Airbus affiche une perte nette de 1,1 Md€ en 2020
Le groupe toulousain Airbus publie le 18 février des résultats 2020 reflétant directement l'impact de la crise sur ses activités. Sans surprise, c'est un chiffre d'affaires consolidé en chute libre (- 29 %) qui a été enregistré par le géant aéronautique et spatial, avec 49,9 Md€ en 2020, contre 70,5 Md€ en 2019. Son Ebit ajusté consolidé se porte sur la période à 1,7 Md€. Une forte baisse, puisqu'il s'élevait l'année précédente à 6,9 Md€. Quant à sa perte nette consolidée, elle s'établit à – 1,1 Md€. Un trou d'air directement lié à la crise sanitaire et à ses effets collatéraux sur le trafic aérien. « Les résultats 2020 démontrent la résilience d'Airbus dans la crise la plus sévère qu'ait connu l'industrie aérospatiale », estime néanmoins Guillaume Faury, président exécutif.
Des commandes et des livraisons en chute libre
L'an dernier, Airbus a ainsi enregistré 268 nouvelles commandes d'avions commerciaux (contre 768 en 2019), ce qui porte son carnet de commandes global à 7 184 appareils. La chute a été plus mesurée côté hélicoptères, avec 268 commandes fermes, contre 310 l'année précédente.
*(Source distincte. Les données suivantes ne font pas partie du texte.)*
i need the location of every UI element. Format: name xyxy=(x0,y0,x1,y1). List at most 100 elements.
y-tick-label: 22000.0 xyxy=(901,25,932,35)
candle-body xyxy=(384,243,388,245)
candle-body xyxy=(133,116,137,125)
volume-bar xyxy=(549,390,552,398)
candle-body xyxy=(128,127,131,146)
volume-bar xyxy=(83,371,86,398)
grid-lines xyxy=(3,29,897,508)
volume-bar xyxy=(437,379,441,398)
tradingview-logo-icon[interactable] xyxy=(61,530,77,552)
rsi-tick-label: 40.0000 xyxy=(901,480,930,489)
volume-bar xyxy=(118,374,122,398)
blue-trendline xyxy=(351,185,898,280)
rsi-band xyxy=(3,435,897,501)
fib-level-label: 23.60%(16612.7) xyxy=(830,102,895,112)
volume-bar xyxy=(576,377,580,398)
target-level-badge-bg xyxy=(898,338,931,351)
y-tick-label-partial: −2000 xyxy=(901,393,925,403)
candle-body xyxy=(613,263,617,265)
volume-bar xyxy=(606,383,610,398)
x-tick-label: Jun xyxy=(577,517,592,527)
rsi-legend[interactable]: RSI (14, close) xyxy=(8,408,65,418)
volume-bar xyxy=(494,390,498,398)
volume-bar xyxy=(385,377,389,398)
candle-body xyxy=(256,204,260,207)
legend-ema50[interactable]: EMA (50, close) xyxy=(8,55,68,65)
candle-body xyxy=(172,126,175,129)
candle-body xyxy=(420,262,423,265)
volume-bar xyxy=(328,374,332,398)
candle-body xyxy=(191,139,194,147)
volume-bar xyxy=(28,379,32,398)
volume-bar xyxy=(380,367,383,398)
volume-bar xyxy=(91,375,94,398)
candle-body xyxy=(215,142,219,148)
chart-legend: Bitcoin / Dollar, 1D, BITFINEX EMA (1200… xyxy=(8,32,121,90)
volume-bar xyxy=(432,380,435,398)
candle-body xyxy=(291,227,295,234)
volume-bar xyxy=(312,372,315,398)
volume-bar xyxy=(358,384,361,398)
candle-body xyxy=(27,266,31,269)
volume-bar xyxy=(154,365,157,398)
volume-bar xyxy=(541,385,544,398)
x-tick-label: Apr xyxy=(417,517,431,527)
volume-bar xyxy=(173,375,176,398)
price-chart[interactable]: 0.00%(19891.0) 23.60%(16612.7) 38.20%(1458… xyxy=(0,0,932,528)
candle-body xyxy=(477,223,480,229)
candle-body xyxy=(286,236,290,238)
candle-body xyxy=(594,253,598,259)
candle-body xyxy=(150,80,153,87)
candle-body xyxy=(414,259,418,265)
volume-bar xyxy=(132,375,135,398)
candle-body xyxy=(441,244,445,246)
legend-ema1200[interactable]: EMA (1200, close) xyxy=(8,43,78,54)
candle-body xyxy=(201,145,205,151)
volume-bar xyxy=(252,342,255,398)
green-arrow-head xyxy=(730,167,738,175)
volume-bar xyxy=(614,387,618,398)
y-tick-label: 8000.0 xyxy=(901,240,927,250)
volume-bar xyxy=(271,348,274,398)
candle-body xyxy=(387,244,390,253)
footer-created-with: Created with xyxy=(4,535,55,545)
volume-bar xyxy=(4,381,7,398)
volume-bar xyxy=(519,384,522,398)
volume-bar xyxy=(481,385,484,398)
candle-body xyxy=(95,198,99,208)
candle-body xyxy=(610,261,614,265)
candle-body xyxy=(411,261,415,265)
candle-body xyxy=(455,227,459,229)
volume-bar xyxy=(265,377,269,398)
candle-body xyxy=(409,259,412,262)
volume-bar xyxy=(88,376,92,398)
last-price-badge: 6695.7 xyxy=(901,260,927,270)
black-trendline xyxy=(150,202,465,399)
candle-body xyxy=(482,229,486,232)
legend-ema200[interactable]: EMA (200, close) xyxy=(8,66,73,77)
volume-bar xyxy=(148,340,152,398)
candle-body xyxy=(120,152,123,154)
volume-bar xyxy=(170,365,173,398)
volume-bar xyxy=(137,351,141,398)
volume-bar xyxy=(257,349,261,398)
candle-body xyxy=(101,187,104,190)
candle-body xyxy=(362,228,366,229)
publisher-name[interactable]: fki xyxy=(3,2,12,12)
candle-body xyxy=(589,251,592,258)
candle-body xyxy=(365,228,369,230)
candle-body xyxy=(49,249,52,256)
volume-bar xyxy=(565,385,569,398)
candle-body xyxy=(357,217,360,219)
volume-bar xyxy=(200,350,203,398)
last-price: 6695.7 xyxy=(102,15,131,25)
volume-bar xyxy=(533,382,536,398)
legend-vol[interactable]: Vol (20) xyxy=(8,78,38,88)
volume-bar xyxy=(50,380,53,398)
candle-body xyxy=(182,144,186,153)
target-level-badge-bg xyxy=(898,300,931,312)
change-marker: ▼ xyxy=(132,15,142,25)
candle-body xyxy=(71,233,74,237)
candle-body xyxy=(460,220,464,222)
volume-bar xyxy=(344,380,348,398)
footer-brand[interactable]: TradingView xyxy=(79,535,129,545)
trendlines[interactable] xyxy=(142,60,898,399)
Enfin, sur le marché du spatial et de la Défense, le géant européen a bondi de 39 %. Tous marchés confondus, les prises de commandes consolidées se sont portées à 33,3 Md€, contre 81,2 Md€ en 2019. En 2020, le groupe a livré 566 avions commerciaux - contre 863 en 2019 -, dont 38 A220, 446 de la famille A320, 19 A330, 59 A350 et quatre A380. Là encore, les marchés des hélicoptères (+ 4 %) et, dans une moindre mesure, du spatial et de la Défense (- 4 %) se sont mieux portés en termes de chiffre d'affaires.
Côté investissements, Airbus a été contraint de faire des choix. En 2020, le groupe toulousain a ainsi injecté 1,8 Md€ dans ses outils et process industriels, soit environ 600 M€ de moins que l'année précédente, « suite à une priorisation des projets », précise-t-il. Sa position de trésorerie nette s'élève au 31 décembre 2020 à 4,3 Md€, contre 12,5 Md€ fin 2019.
Prudence pour 2021
« Compte tenu de l'environnement commercial mondial, aucun dividende ne sera proposé pour 2020 », précise Airbus, qui s'est fixé pour 2021 un objectif prudent : livrer le même nombre d'avions commerciaux qu'en 2020. « De nombreuses incertitudes demeurent dans notre industrie en 2021 alors que la pandémie continue d'avoir un impact sur nos vies, nos économies et nos sociétés », relève Guillaume Faury. Néanmoins, au-delà de cet « environnement instable », le groupe entend, à plus long terme, « conduire le développement d'une industrie aérospatiale mondiale durable ».